Piracy Shield enters the field


The new anti-piracy tool has made its debut. The 23rd matchday of the Serie A Championship, played between February 2 and 5, also marked the first round of activity for Piracy Shield, the platform developed by Sp Tech for Lega Serie A and subsequently donated to Agcom, designed to combat the illegal distribution of football matches.


The system allows the rights holder to access the platform during the event and report services that are transmitting it illegally. Upon receiving the report automatically, Internet Service Providers proceed to block the pirate site within 30 minutes. The results of this first round of activity were encouraging: 65 DNS and 8 IP addresses were blocked, accompanied by a notice to viewers stating, “Access to this site, which was illegally distributing copyright-protected content, has been disabled pursuant to an order from the Authority.” Beyond the numbers, which are still quite small given the scale of the piracy problem, the debut of Piracy Shield is a strong signal of the shared will to curb a phenomenon that harms everyone—broadcasters, producers, football clubs, authors, and the audiovisual market—benefiting only organized crime. This phenomenon, by diverting resources and leading to reduced investments, indirectly affects end users as well.
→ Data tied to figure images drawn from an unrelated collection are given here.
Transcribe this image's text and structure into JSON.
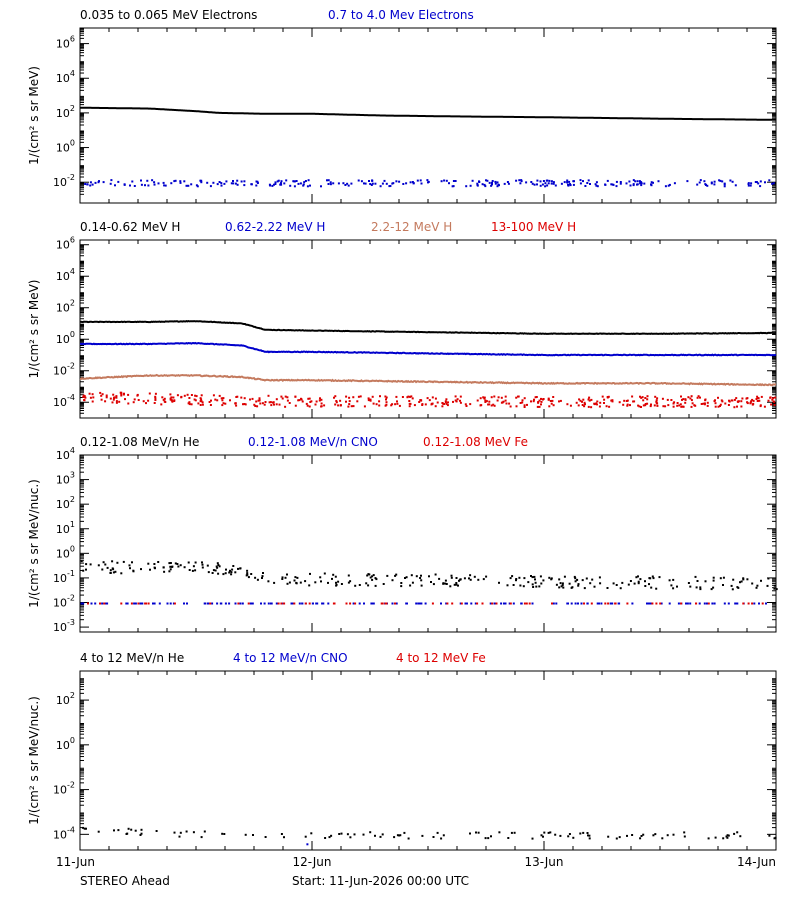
{
  "chart_data": [
    {
      "type": "scatter",
      "ylabel": "1/(cm² s sr MeV)",
      "log_y": true,
      "yticks": [
        {
          "v": -2,
          "label": "10",
          "exp": "-2"
        },
        {
          "v": 0,
          "label": "10",
          "exp": "0"
        },
        {
          "v": 2,
          "label": "10",
          "exp": "2"
        },
        {
          "v": 4,
          "label": "10",
          "exp": "4"
        },
        {
          "v": 6,
          "label": "10",
          "exp": "6"
        }
      ],
      "ylim_log10": [
        -3.2,
        6.9
      ],
      "legend": [
        {
          "name": "0.035 to 0.065 MeV Electrons",
          "color": "#000000"
        },
        {
          "name": "0.7 to 4.0 Mev Electrons",
          "color": "#0000cc"
        }
      ],
      "series": [
        {
          "name": "0.035 to 0.065 MeV Electrons",
          "color": "#000000",
          "style": "line",
          "days": [
            0,
            0.3,
            0.5,
            0.6,
            0.8,
            1.0,
            1.3,
            1.6,
            2.0,
            2.3,
            2.6,
            3.0
          ],
          "log10": [
            2.3,
            2.25,
            2.1,
            2.0,
            1.95,
            1.95,
            1.85,
            1.8,
            1.75,
            1.7,
            1.65,
            1.6
          ]
        },
        {
          "name": "0.7 to 4.0 Mev Electrons",
          "color": "#0000cc",
          "style": "noisy",
          "days": [
            0,
            3
          ],
          "log10": [
            -2,
            -2
          ],
          "spread": 0.18,
          "density": 300
        }
      ]
    },
    {
      "type": "scatter",
      "ylabel": "1/(cm² s sr MeV)",
      "log_y": true,
      "yticks": [
        {
          "v": -4,
          "label": "10",
          "exp": "-4"
        },
        {
          "v": -2,
          "label": "10",
          "exp": "-2"
        },
        {
          "v": 0,
          "label": "10",
          "exp": "0"
        },
        {
          "v": 2,
          "label": "10",
          "exp": "2"
        },
        {
          "v": 4,
          "label": "10",
          "exp": "4"
        },
        {
          "v": 6,
          "label": "10",
          "exp": "6"
        }
      ],
      "ylim_log10": [
        -5.0,
        6.3
      ],
      "legend": [
        {
          "name": "0.14-0.62 MeV H",
          "color": "#000000"
        },
        {
          "name": "0.62-2.22 MeV H",
          "color": "#0000cc"
        },
        {
          "name": "2.2-12 MeV H",
          "color": "#c47a5e"
        },
        {
          "name": "13-100 MeV H",
          "color": "#dd0000"
        }
      ],
      "series": [
        {
          "name": "0.14-0.62 MeV H",
          "color": "#000000",
          "style": "line",
          "days": [
            0,
            0.3,
            0.5,
            0.7,
            0.8,
            1.0,
            1.5,
            2.0,
            2.5,
            3.0
          ],
          "log10": [
            1.1,
            1.1,
            1.15,
            1.0,
            0.6,
            0.55,
            0.45,
            0.35,
            0.35,
            0.4
          ],
          "spread": 0.03
        },
        {
          "name": "0.62-2.22 MeV H",
          "color": "#0000cc",
          "style": "line",
          "days": [
            0,
            0.3,
            0.5,
            0.7,
            0.8,
            1.0,
            1.5,
            2.0,
            2.5,
            3.0
          ],
          "log10": [
            -0.3,
            -0.3,
            -0.25,
            -0.4,
            -0.8,
            -0.8,
            -0.9,
            -1.0,
            -1.0,
            -1.0
          ],
          "spread": 0.04
        },
        {
          "name": "2.2-12 MeV H",
          "color": "#c47a5e",
          "style": "line",
          "days": [
            0,
            0.3,
            0.5,
            0.7,
            0.8,
            1.0,
            1.5,
            2.0,
            2.5,
            3.0
          ],
          "log10": [
            -2.5,
            -2.3,
            -2.3,
            -2.4,
            -2.6,
            -2.6,
            -2.7,
            -2.8,
            -2.8,
            -2.9
          ],
          "spread": 0.06
        },
        {
          "name": "13-100 MeV H",
          "color": "#dd0000",
          "style": "noisy",
          "days": [
            0,
            0.5,
            1.0,
            3.0
          ],
          "log10": [
            -3.6,
            -3.8,
            -3.9,
            -3.9
          ],
          "spread": 0.35,
          "density": 500
        }
      ]
    },
    {
      "type": "scatter",
      "ylabel": "1/(cm² s sr MeV/nuc.)",
      "log_y": true,
      "yticks": [
        {
          "v": -3,
          "label": "10",
          "exp": "-3"
        },
        {
          "v": -2,
          "label": "10",
          "exp": "-2"
        },
        {
          "v": -1,
          "label": "10",
          "exp": "-1"
        },
        {
          "v": 0,
          "label": "10",
          "exp": "0"
        },
        {
          "v": 1,
          "label": "10",
          "exp": "1"
        },
        {
          "v": 2,
          "label": "10",
          "exp": "2"
        },
        {
          "v": 3,
          "label": "10",
          "exp": "3"
        },
        {
          "v": 4,
          "label": "10",
          "exp": "4"
        }
      ],
      "ylim_log10": [
        -3.2,
        4.0
      ],
      "legend": [
        {
          "name": "0.12-1.08 MeV/n He",
          "color": "#000000"
        },
        {
          "name": "0.12-1.08 MeV/n CNO",
          "color": "#0000cc"
        },
        {
          "name": "0.12-1.08 MeV Fe",
          "color": "#dd0000"
        }
      ],
      "series": [
        {
          "name": "0.12-1.08 MeV/n He",
          "color": "#000000",
          "style": "sparse",
          "days": [
            0,
            0.7,
            0.8,
            3.0
          ],
          "log10": [
            -0.5,
            -0.6,
            -1.0,
            -1.2
          ],
          "spread": 0.25,
          "density": 300
        },
        {
          "name": "0.12-1.08 MeV/n CNO",
          "color": "#0000cc",
          "style": "floor",
          "days": [
            0,
            3.0
          ],
          "log10": [
            -2,
            -2
          ],
          "density": 160
        },
        {
          "name": "0.12-1.08 MeV Fe",
          "color": "#dd0000",
          "style": "floor",
          "days": [
            0,
            3.0
          ],
          "log10": [
            -2,
            -2
          ],
          "density": 60
        }
      ]
    },
    {
      "type": "scatter",
      "ylabel": "1/(cm² s sr MeV/nuc.)",
      "log_y": true,
      "yticks": [
        {
          "v": -4,
          "label": "10",
          "exp": "-4"
        },
        {
          "v": -2,
          "label": "10",
          "exp": "-2"
        },
        {
          "v": 0,
          "label": "10",
          "exp": "0"
        },
        {
          "v": 2,
          "label": "10",
          "exp": "2"
        }
      ],
      "ylim_log10": [
        -4.7,
        3.3
      ],
      "legend": [
        {
          "name": "4 to 12 MeV/n He",
          "color": "#000000"
        },
        {
          "name": "4 to 12 MeV/n CNO",
          "color": "#0000cc"
        },
        {
          "name": "4 to 12 MeV Fe",
          "color": "#dd0000"
        }
      ],
      "series": [
        {
          "name": "4 to 12 MeV/n He",
          "color": "#000000",
          "style": "sparse",
          "days": [
            0,
            0.7,
            1.0,
            3.0
          ],
          "log10": [
            -3.8,
            -4.0,
            -4.0,
            -4.0
          ],
          "spread": 0.15,
          "density": 110
        },
        {
          "name": "4 to 12 MeV/n CNO",
          "color": "#0000cc",
          "style": "floor",
          "days": [
            0.95,
            1.05
          ],
          "log10": [
            -4.4,
            -4.4
          ],
          "density": 1
        }
      ]
    }
  ],
  "xaxis": {
    "range_days": [
      0,
      3
    ],
    "ticks": [
      {
        "day": 0,
        "label": "11-Jun"
      },
      {
        "day": 1,
        "label": "12-Jun"
      },
      {
        "day": 2,
        "label": "13-Jun"
      },
      {
        "day": 3,
        "label": "14-Jun"
      }
    ]
  },
  "footer": {
    "spacecraft": "STEREO Ahead",
    "start": "Start: 11-Jun-2026 00:00 UTC"
  }
}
Given the complexity of the process, which involves various stakeholders, there is certainly ample room for improvement, both in terms of the protocols adopted and the effectiveness of the measures implemented. However, for the first time, the entire industry has come together as a system for a common goal, alongside the legislator who wrote the laws and the regulator who codified them into a structured procedure. It should also be remembered that, although technology played a key role in this case, technology is not the only element to focus on in combating piracy: the cultural aspect is equally important, and much work remains to be done in this area.